In the upper box, patient′s chest x‐ray: posteroanterior (PA) view (A); latero‐lateral view (B) with blowup indicating the pathway of the lead in the two projections; in the lower box: fluoroscopic images, 40° left anterior oblique view (C); 30° right anterior oblique view (D); PA view (E); a schematic representation of the lead malpositioned in the left ventricle, based on the PA projection; the location of the coronary sinus is depicted by the dotted line (F) [6].
- Imaging: Postimplantation echocardiography is important in confirming lead position, especially in patients with abnormal ECGs or unclear symptoms. The echocardiogram in this case clearly showed the lead traversing the PFO and entering the LV through the mitral valve. This imaging modality remains essential in identifying anatomical abnormalities contributing to lead misplacement, such as a PFO. [7] More dedicated imaging techniques can also be considered including CT and MRI to confirm the leads position [8, 9].

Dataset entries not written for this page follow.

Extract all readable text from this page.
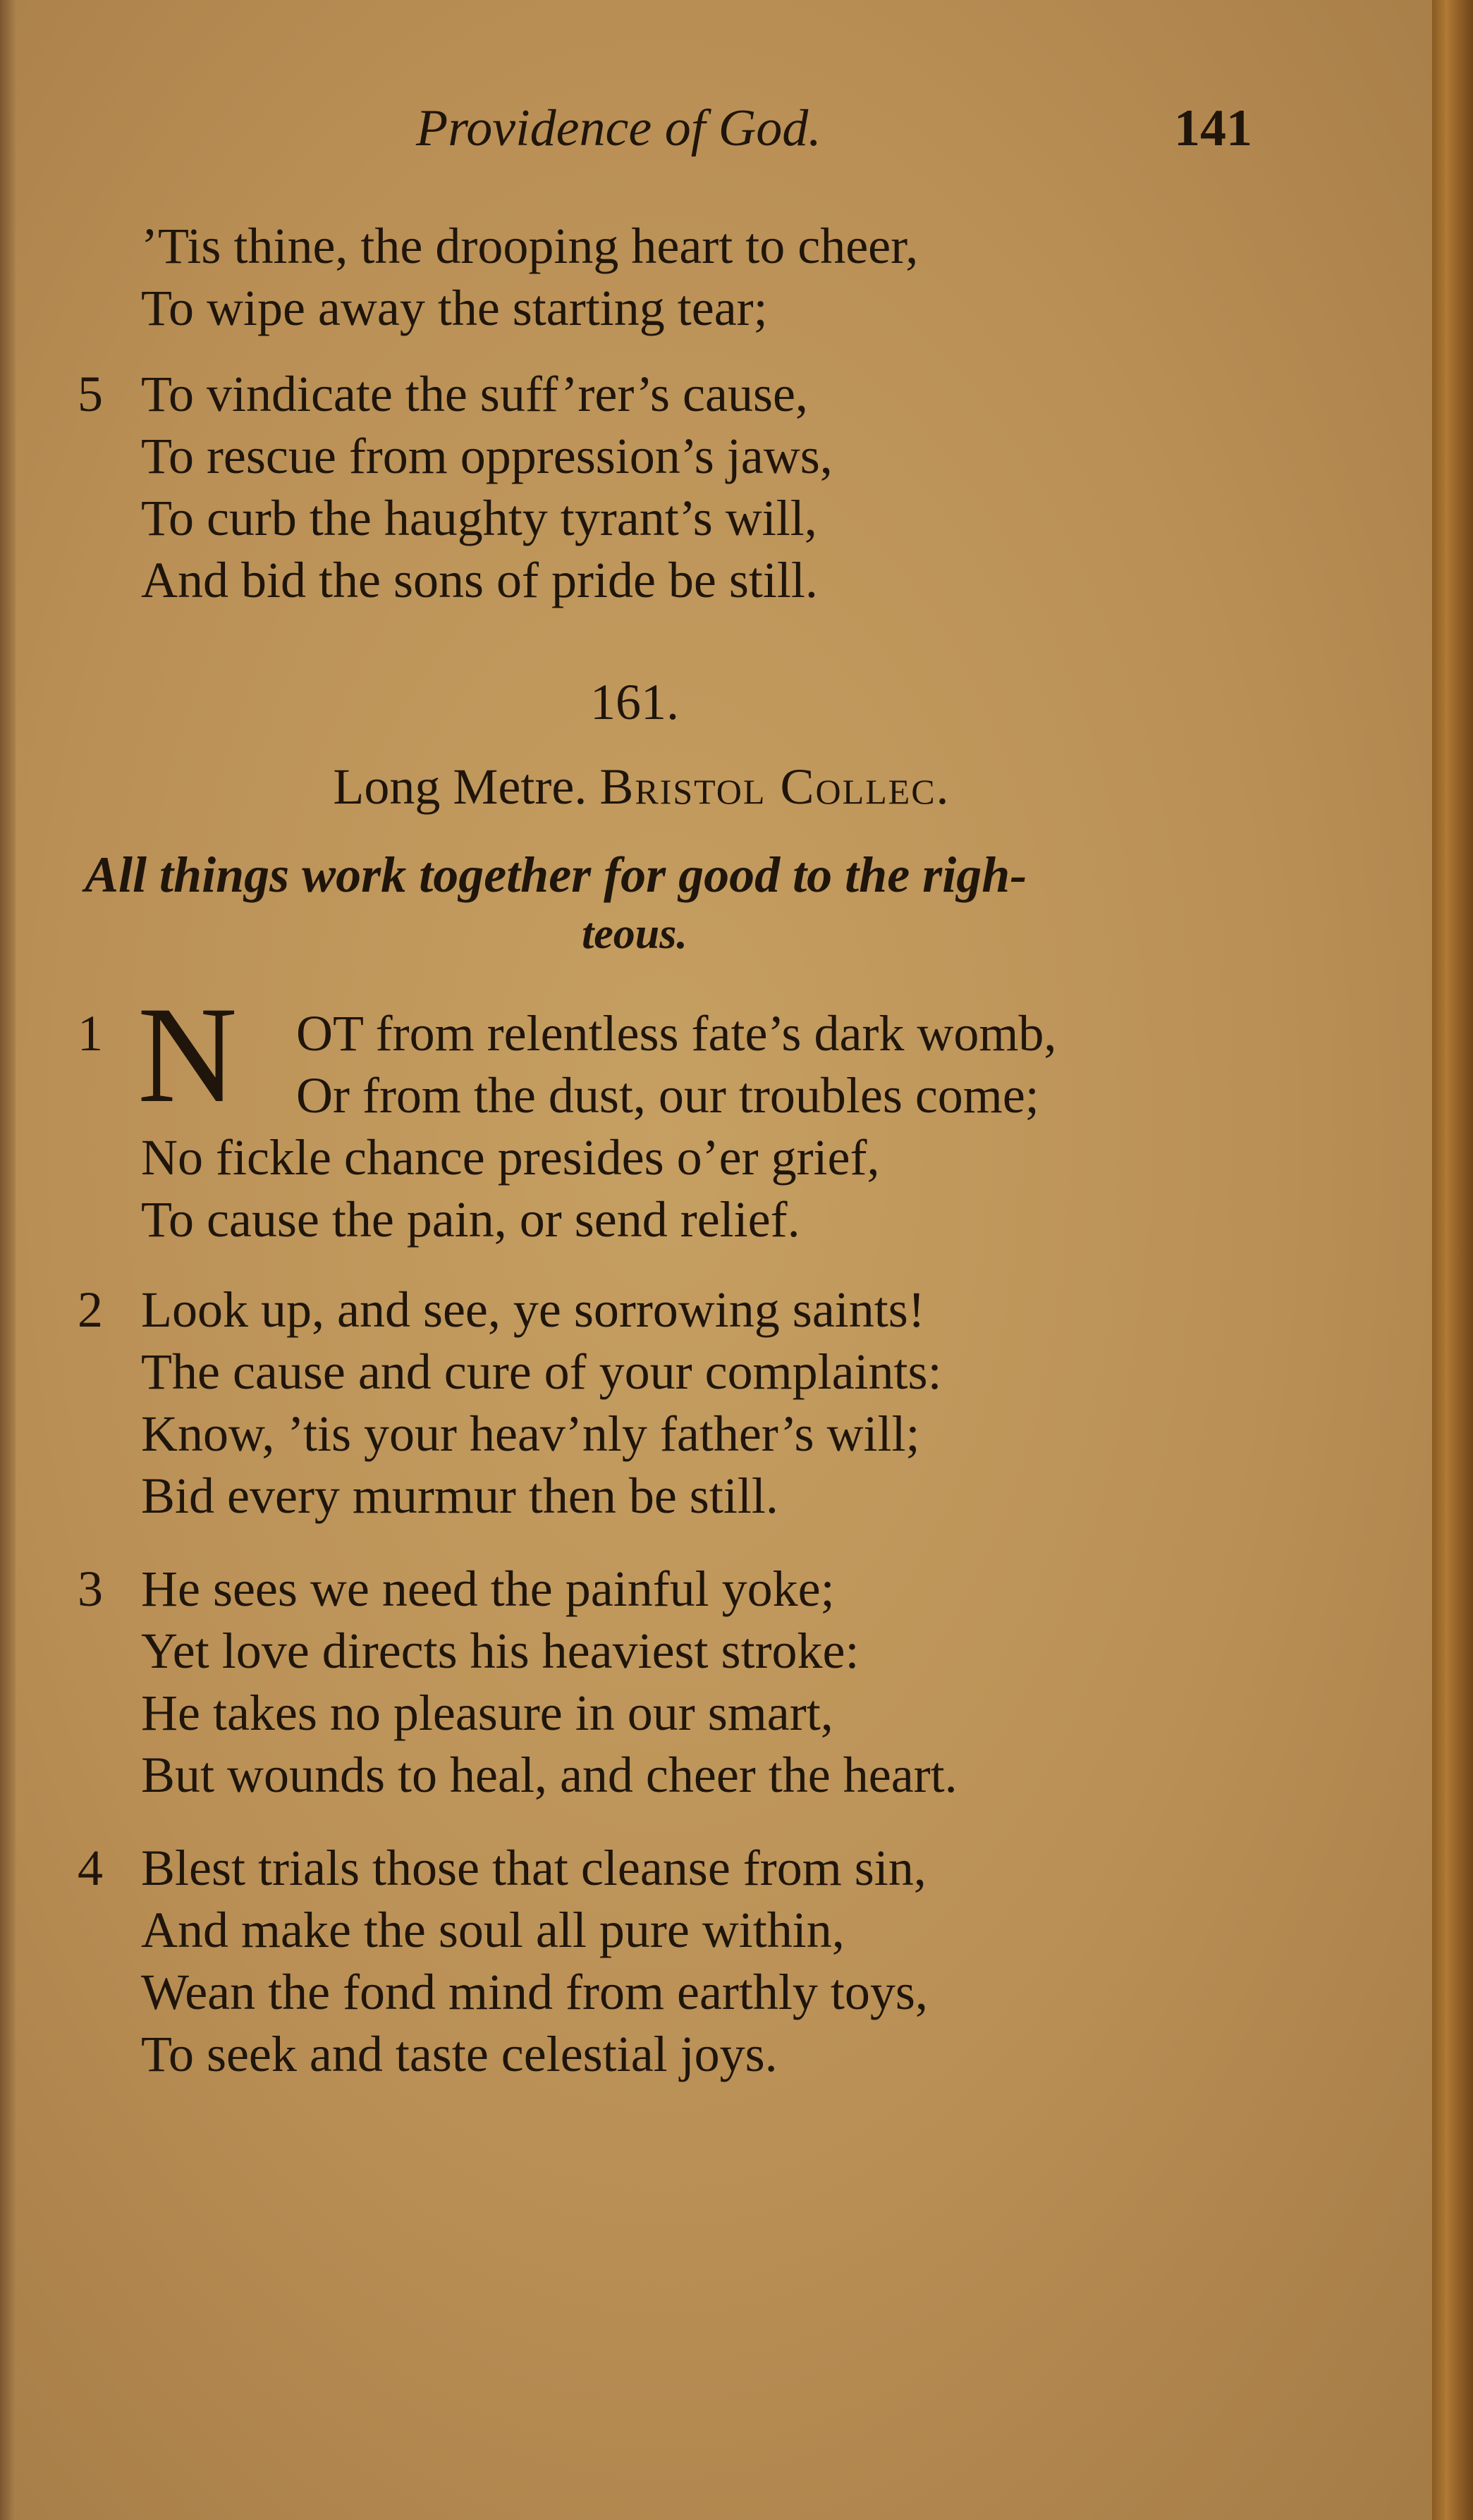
Providence of God.	141
’Tis thine, the drooping heart to cheer,
To wipe away the starting tear;
5 To vindicate the suff’rer’s cause,
To rescue from oppression’s jaws,
To curb the haughty tyrant’s will,
And bid the sons of pride be still.
161.
Long Metre. Bristol Collec.
All things work together for good to the righ-
teous.
1 N OT from relentless fate’s dark womb,
Or from the dust, our troubles come;
No fickle chance presides o’er grief,
To cause the pain, or send relief.
2 Look up, and see, ye sorrowing saints!
The cause and cure of your complaints:
Know, ’tis your heav’nly father’s will;
Bid every murmur then be still.
3 He sees we need the painful yoke;
Yet love directs his heaviest stroke:
He takes no pleasure in our smart,
But wounds to heal, and cheer the heart.
4 Blest trials those that cleanse from sin,
And make the soul all pure within,
Wean the fond mind from earthly toys,
To seek and taste celestial joys.
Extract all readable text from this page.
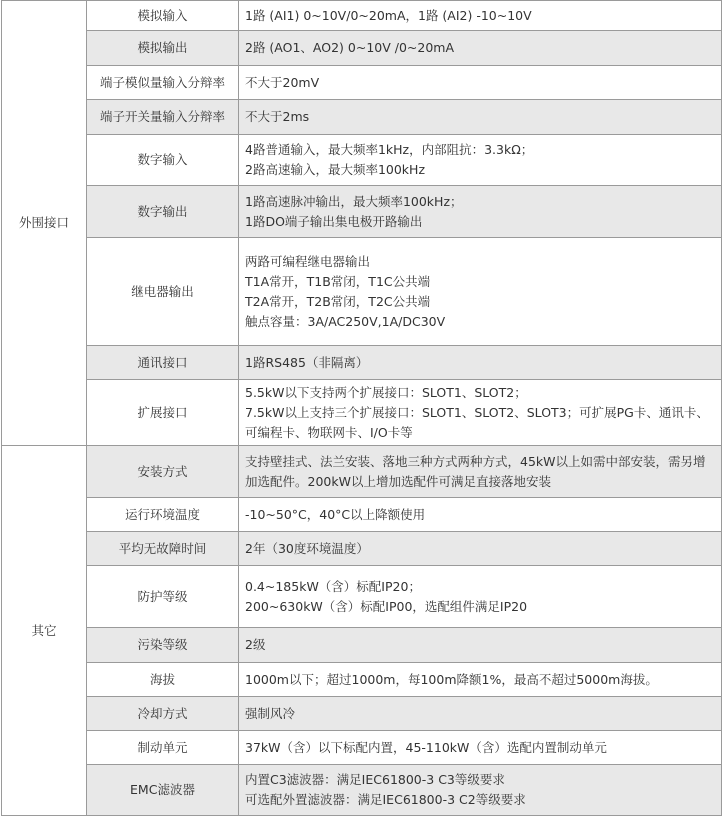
外围接口	模拟输入	1路 (AI1) 0~10V/0~20mA，1路 (AI2) -10~10V

	模拟输出	2路 (AO1、AO2) 0~10V /0~20mA

	端子模似量输入分辩率	不大于20mV

	端子开关量输入分辩率	不大于2ms

	数字输入	4路普通输入，最大频率1kHz，内部阻抗：3.3kΩ；
2路高速输入，最大频率100kHz

	数字输出	1路高速脉冲输出，最大频率100kHz；
1路DO端子输出集电极开路输出

	继电器输出	两路可编程继电器输出
T1A常开，T1B常闭，T1C公共端
T2A常开，T2B常闭，T2C公共端
触点容量：3A/AC250V,1A/DC30V

	通讯接口	1路RS485（非隔离）

	扩展接口	5.5kW以下支持两个扩展接口：SLOT1、SLOT2；
7.5kW以上支持三个扩展接口：SLOT1、SLOT2、SLOT3；可扩展PG卡、通讯卡、可编程卡、物联网卡、I/O卡等

其它	安装方式	支持壁挂式、法兰安装、落地三种方式两种方式，45kW以上如需中部安装，需另增加选配件。200kW以上增加选配件可满足直接落地安装

	运行环境温度	-10~50°C，40°C以上降额使用

	平均无故障时间	2年（30度环境温度）

	防护等级	0.4~185kW（含）标配IP20；
200~630kW（含）标配IP00，选配组件满足IP20

	污染等级	2级

	海拔	1000m以下；超过1000m，每100m降额1%，最高不超过5000m海拔。

	冷却方式	强制风冷

	制动单元	37kW（含）以下标配内置，45-110kW（含）选配内置制动单元

	EMC滤波器	内置C3滤波器：满足IEC61800-3 C3等级要求
可选配外置滤波器：满足IEC61800-3 C2等级要求
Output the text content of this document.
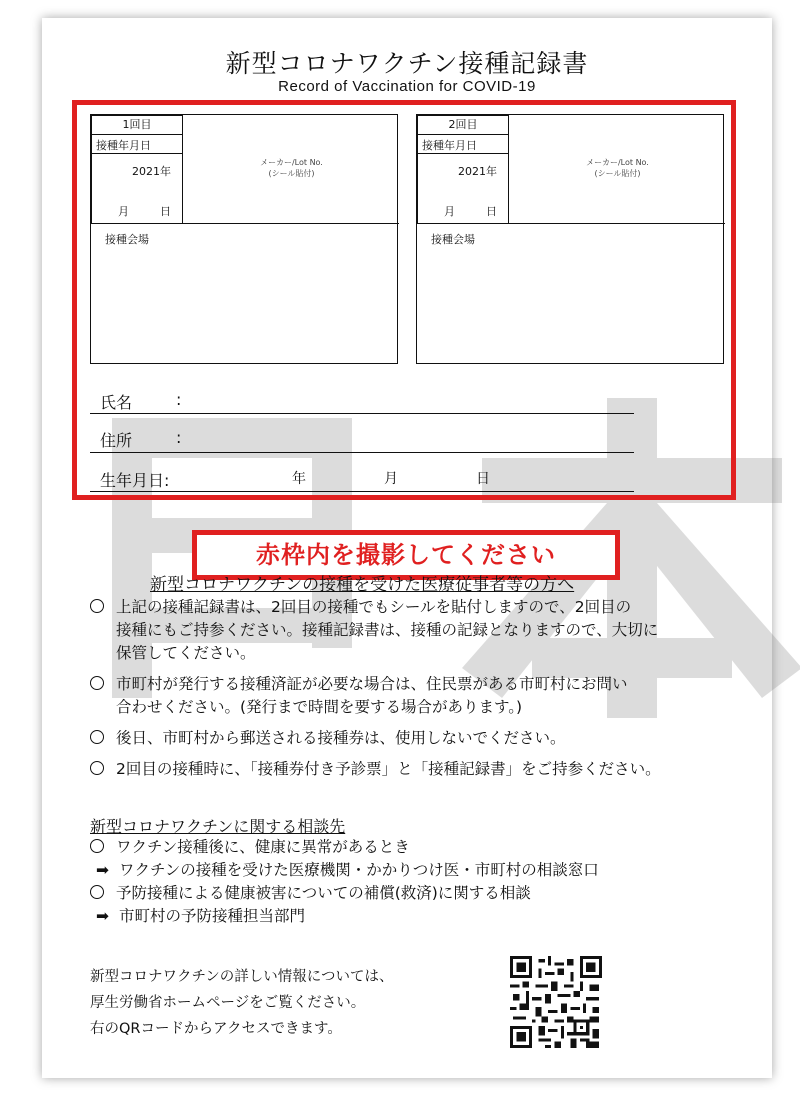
新型コロナワクチン接種記録書
Record of Vaccination for COVID-19
1回目
接種年月日
2021年
月	日
メーカー/Lot No.
(シール貼付)
接種会場
2回目
接種年月日
2021年
月	日
メーカー/Lot No.
(シール貼付)
接種会場
氏名	:
住所	:
生年月日:	年	月	日
赤枠内を撮影してください
新型コロナワクチンの接種を受けた医療従事者等の方へ
上記の接種記録書は、2回目の接種でもシールを貼付しますので、2回目の
接種にもご持参ください。接種記録書は、接種の記録となりますので、大切に
保管してください。
市町村が発行する接種済証が必要な場合は、住民票がある市町村にお問い
合わせください。(発行まで時間を要する場合があります。)
後日、市町村から郵送される接種券は、使用しないでください。
2回目の接種時に、「接種券付き予診票」と「接種記録書」をご持参ください。
新型コロナワクチンに関する相談先
ワクチン接種後に、健康に異常があるとき
➡ ワクチンの接種を受けた医療機関・かかりつけ医・市町村の相談窓口
予防接種による健康被害についての補償(救済)に関する相談
➡ 市町村の予防接種担当部門
新型コロナワクチンの詳しい情報については、
厚生労働省ホームページをご覧ください。
右のQRコードからアクセスできます。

2.2. Extracting the Misplaced Lead
Lead extraction in patients with LV lead placement requires careful planning, particularly due to the risk of thromboembolism. Anticoagulation therapy before extraction is essential [9]. In this case, the patient was commenced on apixaban prior to the procedure to reduce thromboembolic risk. The extraction was performed uneventfully, and the new lead was correctly positioned in the RV. This was confirmed by fluoroscopy and postoperative ECG, chest X‐ray, and echocardiogram.
3. Conclusion
This case highlights the importance of thorough evaluation during pacemaker implantation, particularly in patients with anatomical variations such as a PFO. Early detection of LV lead misplacement is crucial to preventing complications, and clinicians should be vigilant for abnormal pacing patterns and imaging findings postimplantation. Anticoagulation and careful procedural planning are key to successful lead extraction and repositioning in these patients.
Consent
Patient consent has been obtained.
Disclosure
This work contained no materials from other sources.
Conflicts of Interest
The authors declare no conflicts of interest.
Funding
No funding was received for this manuscript.